Gameplay is RTS-lite. There’s no tedious base-building involved, allowing you to concentrate on resource gathering and combat. You start with a set amount of money to spend on your fleet (you have a choice of seven ship types, all of which are available at the beginning of the round). Some ships are fast, cheap and fairly weak, while others are slow but tough and powerful, but all will earn you income if you park them on asteroids or planets. There’s also a traditional harvester ship that can be sent from asteroids and planets to each level’s star base, where its cargo is dropped off for more cash. Once you have the forces you think you need, two clicks are all that is required to send them into battle. Icons in the upper-right corner of the screen show you the condition of ships in combat.
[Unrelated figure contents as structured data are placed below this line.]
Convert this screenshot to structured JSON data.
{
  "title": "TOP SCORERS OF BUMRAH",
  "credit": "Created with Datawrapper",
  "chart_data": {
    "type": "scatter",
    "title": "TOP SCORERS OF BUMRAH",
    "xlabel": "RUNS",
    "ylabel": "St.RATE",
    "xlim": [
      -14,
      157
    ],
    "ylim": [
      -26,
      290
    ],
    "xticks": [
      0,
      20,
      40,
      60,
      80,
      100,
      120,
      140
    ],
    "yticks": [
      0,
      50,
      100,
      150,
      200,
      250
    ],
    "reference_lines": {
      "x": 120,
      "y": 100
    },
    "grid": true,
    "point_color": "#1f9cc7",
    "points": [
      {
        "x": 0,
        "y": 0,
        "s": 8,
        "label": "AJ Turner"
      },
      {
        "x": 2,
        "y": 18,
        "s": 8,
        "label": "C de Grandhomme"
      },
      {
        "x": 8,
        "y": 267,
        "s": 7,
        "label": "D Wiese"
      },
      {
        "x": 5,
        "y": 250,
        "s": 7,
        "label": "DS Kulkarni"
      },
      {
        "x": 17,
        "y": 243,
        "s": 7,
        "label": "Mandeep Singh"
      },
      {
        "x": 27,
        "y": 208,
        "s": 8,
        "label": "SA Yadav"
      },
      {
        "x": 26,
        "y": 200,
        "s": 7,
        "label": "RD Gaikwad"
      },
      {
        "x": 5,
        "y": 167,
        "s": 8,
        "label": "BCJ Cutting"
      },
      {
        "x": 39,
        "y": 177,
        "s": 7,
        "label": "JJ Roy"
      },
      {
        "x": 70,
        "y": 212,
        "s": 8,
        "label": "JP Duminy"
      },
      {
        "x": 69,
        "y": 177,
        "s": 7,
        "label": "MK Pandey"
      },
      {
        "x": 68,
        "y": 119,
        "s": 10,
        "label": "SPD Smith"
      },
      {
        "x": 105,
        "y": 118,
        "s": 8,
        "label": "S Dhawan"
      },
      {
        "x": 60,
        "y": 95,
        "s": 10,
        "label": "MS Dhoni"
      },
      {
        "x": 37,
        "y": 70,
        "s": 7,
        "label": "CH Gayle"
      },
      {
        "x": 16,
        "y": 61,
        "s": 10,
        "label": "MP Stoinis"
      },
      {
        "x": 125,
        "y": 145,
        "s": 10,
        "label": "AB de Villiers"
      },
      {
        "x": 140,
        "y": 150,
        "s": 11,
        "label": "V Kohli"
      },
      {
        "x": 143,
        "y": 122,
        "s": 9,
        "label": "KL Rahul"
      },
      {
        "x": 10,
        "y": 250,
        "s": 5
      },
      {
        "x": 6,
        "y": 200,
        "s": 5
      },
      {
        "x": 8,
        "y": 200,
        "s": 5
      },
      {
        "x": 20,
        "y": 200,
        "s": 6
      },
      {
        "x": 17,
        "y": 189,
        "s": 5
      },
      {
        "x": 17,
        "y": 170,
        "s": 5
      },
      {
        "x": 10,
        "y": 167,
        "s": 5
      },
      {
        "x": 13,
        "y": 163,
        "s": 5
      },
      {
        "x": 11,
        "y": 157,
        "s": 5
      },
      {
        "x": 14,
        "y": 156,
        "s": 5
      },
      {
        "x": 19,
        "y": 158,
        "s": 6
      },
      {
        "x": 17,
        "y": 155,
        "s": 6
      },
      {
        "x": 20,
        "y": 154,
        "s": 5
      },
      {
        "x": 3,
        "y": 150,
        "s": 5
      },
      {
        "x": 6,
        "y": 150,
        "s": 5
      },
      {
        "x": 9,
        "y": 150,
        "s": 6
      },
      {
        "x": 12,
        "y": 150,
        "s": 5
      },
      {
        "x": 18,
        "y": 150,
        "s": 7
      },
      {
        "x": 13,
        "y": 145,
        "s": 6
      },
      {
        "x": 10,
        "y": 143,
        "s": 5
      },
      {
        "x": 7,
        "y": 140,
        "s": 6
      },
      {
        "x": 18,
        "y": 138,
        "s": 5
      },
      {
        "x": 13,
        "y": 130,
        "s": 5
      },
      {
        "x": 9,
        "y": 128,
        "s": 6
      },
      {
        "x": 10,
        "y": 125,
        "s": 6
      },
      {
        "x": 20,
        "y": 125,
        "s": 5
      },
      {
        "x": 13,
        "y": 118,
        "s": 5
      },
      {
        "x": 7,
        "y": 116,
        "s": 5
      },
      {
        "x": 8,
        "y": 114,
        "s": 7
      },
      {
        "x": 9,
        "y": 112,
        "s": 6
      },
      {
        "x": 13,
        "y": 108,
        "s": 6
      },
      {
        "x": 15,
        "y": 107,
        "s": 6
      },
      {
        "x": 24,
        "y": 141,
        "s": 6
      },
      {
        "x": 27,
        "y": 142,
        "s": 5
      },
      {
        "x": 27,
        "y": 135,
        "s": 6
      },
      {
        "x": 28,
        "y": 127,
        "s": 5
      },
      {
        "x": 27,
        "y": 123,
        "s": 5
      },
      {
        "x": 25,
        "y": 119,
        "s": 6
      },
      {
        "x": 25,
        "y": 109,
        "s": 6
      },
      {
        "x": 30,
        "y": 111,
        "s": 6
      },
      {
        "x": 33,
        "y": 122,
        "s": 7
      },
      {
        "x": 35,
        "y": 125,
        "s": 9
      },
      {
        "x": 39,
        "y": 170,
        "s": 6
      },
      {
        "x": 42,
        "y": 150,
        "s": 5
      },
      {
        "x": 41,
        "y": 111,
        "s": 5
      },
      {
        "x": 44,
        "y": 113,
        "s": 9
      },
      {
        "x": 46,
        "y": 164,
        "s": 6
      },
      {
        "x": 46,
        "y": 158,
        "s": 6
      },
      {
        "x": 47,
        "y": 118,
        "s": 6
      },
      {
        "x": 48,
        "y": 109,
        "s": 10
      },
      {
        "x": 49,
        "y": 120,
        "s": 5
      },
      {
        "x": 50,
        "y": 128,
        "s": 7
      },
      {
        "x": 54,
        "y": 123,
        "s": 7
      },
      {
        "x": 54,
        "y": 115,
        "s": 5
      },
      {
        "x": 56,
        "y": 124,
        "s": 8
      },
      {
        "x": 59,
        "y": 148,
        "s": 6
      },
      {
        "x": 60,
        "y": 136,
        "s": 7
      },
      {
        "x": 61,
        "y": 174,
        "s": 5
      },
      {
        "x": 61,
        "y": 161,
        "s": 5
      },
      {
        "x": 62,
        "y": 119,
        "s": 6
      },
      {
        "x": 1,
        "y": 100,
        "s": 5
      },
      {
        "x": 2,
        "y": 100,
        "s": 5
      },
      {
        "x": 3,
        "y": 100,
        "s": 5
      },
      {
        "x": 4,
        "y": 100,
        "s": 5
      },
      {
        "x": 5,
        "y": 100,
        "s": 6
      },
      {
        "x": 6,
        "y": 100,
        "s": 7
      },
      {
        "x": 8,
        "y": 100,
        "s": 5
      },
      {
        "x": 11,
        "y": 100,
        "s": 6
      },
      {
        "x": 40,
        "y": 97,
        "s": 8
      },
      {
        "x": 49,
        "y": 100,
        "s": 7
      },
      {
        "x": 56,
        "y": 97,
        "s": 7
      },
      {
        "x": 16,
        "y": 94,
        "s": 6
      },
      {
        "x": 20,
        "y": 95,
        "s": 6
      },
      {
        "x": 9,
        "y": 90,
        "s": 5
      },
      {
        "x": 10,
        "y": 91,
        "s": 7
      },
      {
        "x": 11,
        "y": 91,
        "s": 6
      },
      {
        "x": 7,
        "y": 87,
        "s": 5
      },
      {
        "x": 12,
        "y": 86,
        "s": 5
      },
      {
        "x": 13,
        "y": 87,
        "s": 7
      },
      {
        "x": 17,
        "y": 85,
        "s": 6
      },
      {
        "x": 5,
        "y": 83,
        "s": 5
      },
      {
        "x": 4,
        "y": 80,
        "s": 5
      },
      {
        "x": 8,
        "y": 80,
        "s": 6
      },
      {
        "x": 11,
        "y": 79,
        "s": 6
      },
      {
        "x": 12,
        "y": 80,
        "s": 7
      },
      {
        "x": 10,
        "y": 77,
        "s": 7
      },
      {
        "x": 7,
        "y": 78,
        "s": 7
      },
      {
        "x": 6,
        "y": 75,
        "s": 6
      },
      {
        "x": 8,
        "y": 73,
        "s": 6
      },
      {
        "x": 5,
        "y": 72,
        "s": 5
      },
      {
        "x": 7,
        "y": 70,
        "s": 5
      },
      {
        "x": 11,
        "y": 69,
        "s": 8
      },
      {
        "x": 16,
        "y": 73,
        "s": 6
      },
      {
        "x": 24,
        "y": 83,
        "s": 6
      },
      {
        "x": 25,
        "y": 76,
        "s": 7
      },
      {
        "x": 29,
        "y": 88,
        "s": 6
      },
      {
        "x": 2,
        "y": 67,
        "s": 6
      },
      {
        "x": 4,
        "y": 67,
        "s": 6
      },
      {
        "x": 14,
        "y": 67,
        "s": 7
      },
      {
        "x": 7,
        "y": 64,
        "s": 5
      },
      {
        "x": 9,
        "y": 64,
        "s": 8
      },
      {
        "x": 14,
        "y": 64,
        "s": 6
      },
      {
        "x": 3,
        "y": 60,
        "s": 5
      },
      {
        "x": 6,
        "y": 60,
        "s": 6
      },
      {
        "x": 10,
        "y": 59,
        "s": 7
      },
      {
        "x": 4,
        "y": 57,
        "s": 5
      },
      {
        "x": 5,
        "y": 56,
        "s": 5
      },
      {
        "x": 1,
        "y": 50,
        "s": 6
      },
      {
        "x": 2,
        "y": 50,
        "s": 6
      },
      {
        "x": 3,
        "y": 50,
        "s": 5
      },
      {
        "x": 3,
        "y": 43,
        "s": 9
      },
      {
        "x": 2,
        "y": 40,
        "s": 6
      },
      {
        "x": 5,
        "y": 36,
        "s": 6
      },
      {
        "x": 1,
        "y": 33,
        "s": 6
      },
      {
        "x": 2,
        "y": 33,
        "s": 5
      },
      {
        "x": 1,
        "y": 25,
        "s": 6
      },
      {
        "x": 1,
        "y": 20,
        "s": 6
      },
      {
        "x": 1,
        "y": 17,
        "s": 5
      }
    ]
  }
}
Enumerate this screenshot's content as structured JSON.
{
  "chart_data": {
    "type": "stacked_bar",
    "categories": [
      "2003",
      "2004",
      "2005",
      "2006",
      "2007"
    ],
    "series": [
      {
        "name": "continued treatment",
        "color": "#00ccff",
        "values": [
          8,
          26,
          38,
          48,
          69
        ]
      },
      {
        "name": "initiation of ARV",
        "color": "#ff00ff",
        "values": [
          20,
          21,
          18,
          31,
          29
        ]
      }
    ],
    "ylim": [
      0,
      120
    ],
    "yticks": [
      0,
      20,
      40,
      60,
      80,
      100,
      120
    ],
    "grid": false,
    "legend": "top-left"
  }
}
Ships only fight when they are both in the same grid square, so if your vessel is about to be defeated, you can pull it back and let it repair itself before rejoining the battle.
The first four campaign levels (there are 30 in all) serve as tutorials, showing you the basics of the game. Starting with level 5, a bare-bones story starts to take shape. Humans have been hunted down and exterminated centuries after conquering the known universe, but before they were defeated they created a race of androids programmed to recover the past glory of humanity. Each of the levels is like a puzzle, becoming increasingly complex as you progress. New races are added, some of whom are enemies who must be defeated, while others leave you alone if you don’t cross their paths. Some levels require a bit of strategic subtlety, while others demand shock-and-awe bull rushes for success to be achieved. Along with the campaign, there is a quasi-skirmish mode called Gauntlet, which is divided into eight sets of five randomized maps. You are given a set amount of money that must be made to last through all five battles in each gauntlet, and you could face as many as four other races on the same map. If you fail in any of the maps, you have to start again at the first one.
On the surface, SWC seems like a simple game, but appearances can be deceiving. Once you complete the tutorial levels, gameplay difficulty ramps up considerably. Despite the manual and walkthrough included with the game, it took me more than 20 tries to finally finish two of the first 10 levels (I know this because designer Alex Kutsenok and his five-person team thoughtfully included a counter on the HUD). The Gauntlet mode is even worse. I wasn’t able to successfully pass even one of the missions. This is partly because of my relative inexperience with strategy games, and partly because enemy races earn resources without having to send a harvester out into the galaxy, giving them a frustratingly unfair advantage. There are, however, other problems. There is no way for you to undo a decision, even before a level begins; an “undo” button would have been a nice feature. Enemy AI is dumb as a doorpost; if you have a ship in the path of an enemy, it will fire a few shots at you and just keep on going toward its destination (except for pirates, who will chase you and fight to the death). The ship types and designs are the same for all races in the game (including your own), which seems unlikely but was no doubt done for simplicity’s sake. The game also defaults to a very retro 640×480 screen resolution, with a maximum of 1280×800, so those of you with huge widescreen monitors will find that most of your visual landscape is going unused.
Kudos to Mr. Kutsenok and his team for creating a simple, yet addictive, space combat sim. It’s inexpensive, it’ll run on anybody’s rig and it’s immersive enough to have you ranting at the monitor when you fail for the 17th time on the same level. The resource-gathering system puts you behind the eight-ball from the start, some of the levels are very difficult (even with the help of the walkthrough), and the game is single-player only (a local multiplayer mode at the very least would have been a great addition), but grognards looking for a break from the modern RTS heavy hitters will find much to enjoy here.